The video and six accompanying photographs show at Moore Contemporary until late October 2021. She has another solo exhibition opening in October 2021 at Adelaide’s Samstag Museum of Art, the Australian premiere of her 2018 work, The Ague. A development commission from the Ian Potter Moving Image Commission, supported by ACMI, Melbourne, will also result in a screenplay titled La Piedra (the stone), a fictional interpretation of the same material that has informed A Negative Geneology.
MARGARET MOORE – FOUNDER AND DIRECTOR, MOORE CONTEMPORARY, PERTH:
I have been familiar with Pilar’s practice for many years and have always found it considered and intelligent. An enduring commitment to high level production values means that her work across media has always offered aesthetic finesse. Over the past decade I have especially enjoyed Pilar’s evolution as an individual practitioner and seeing her establish a rich artist voice.
I appreciate the research and sensibility that she brings to her work. She has a unique capacity for combining a heightened theatrical visual sense with astute socio-political and cultural investigation. Her strengths lie in image-making and choreographing content to elucidate her interest in alternative histories, meanings or memory.
Her current exhibition La Maruja comprises a single channel video and a suite of six new photographic images presented face mounted under acrylic on aluminium. The single channel video is priced at $7,500 and the photo prints $6,000 each.
Pilar’s work is held in two Australian state gallery collections, several university and corporate collections and select private collections.
I see Pilar aligned to other excellent contemporary practitioners who traverse mediums and who clearly have the capability to expand their film-making directions while holding their own in the contemporary art museum realm.
LAUREN CARROLL HARRIS – CURATOR, PROTOTYPE:
I first became enthralled with Pilar’s video work Mountain, which imagined a conversation between Sigmund Freud and a Nazi-like tyrant. Set in the German alps where Adolf Hitler used to holiday, the work was a strange, evocative investigation of place, politics and psychology.
It was richer, more elliptical, layered and imaginative than anything I’d seen in some time in a gallery or cinema. Pilar’s work is deeply researched in its investigations of history, but she hasn’t lost that connection to intuition. She’s making political work, while appealing to something more than intellect.

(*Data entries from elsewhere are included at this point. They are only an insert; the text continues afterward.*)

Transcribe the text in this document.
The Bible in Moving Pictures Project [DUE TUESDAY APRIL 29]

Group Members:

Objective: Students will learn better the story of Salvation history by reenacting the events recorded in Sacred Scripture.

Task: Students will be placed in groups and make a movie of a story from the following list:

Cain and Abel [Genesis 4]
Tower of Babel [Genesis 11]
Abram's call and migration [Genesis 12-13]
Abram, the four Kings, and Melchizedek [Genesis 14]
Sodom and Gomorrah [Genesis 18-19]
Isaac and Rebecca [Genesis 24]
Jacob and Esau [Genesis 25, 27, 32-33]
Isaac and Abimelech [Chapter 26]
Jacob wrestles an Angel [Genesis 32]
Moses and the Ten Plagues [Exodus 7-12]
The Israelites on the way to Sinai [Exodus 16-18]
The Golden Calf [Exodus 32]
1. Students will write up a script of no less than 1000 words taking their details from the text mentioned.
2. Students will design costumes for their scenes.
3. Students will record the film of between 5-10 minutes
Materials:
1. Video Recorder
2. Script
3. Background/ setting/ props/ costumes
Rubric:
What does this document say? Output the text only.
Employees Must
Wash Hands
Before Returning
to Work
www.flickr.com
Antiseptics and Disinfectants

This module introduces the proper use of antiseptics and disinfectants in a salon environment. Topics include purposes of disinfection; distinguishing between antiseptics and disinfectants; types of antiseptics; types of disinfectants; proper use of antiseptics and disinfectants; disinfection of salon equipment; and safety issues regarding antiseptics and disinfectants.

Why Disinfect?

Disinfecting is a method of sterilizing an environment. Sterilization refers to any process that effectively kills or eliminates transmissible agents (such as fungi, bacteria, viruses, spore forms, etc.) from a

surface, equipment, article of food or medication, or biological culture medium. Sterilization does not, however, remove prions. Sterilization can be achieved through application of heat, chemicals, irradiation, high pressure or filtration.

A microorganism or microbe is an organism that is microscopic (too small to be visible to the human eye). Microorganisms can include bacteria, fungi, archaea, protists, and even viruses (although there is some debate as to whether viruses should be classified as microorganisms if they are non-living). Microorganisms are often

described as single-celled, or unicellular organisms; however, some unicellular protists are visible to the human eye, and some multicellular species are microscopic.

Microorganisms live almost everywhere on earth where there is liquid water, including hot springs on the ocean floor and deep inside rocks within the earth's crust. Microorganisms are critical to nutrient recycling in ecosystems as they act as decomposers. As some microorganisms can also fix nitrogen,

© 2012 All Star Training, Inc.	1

She is at the forefront of artists working through their cultural heritage and our political history within the realm of moving image. It’s a strong trend in contemporary art today, but Pilar is interesting in that she’s very consciously incorporating elements of narrative, cinema and documentary into video art in a highly emotive and skilful way. Pilar is tapping into some very acute tensions in contemporary culture – how can art help us make a conceptual break with colonialism, how can we grapple with history honestly? What structural and political changes would have to follow these cultural discussions? Where does your family legacy and lineage sit within these structures? How has our political culture intruded on our dreams and inner worlds, and how might we escape?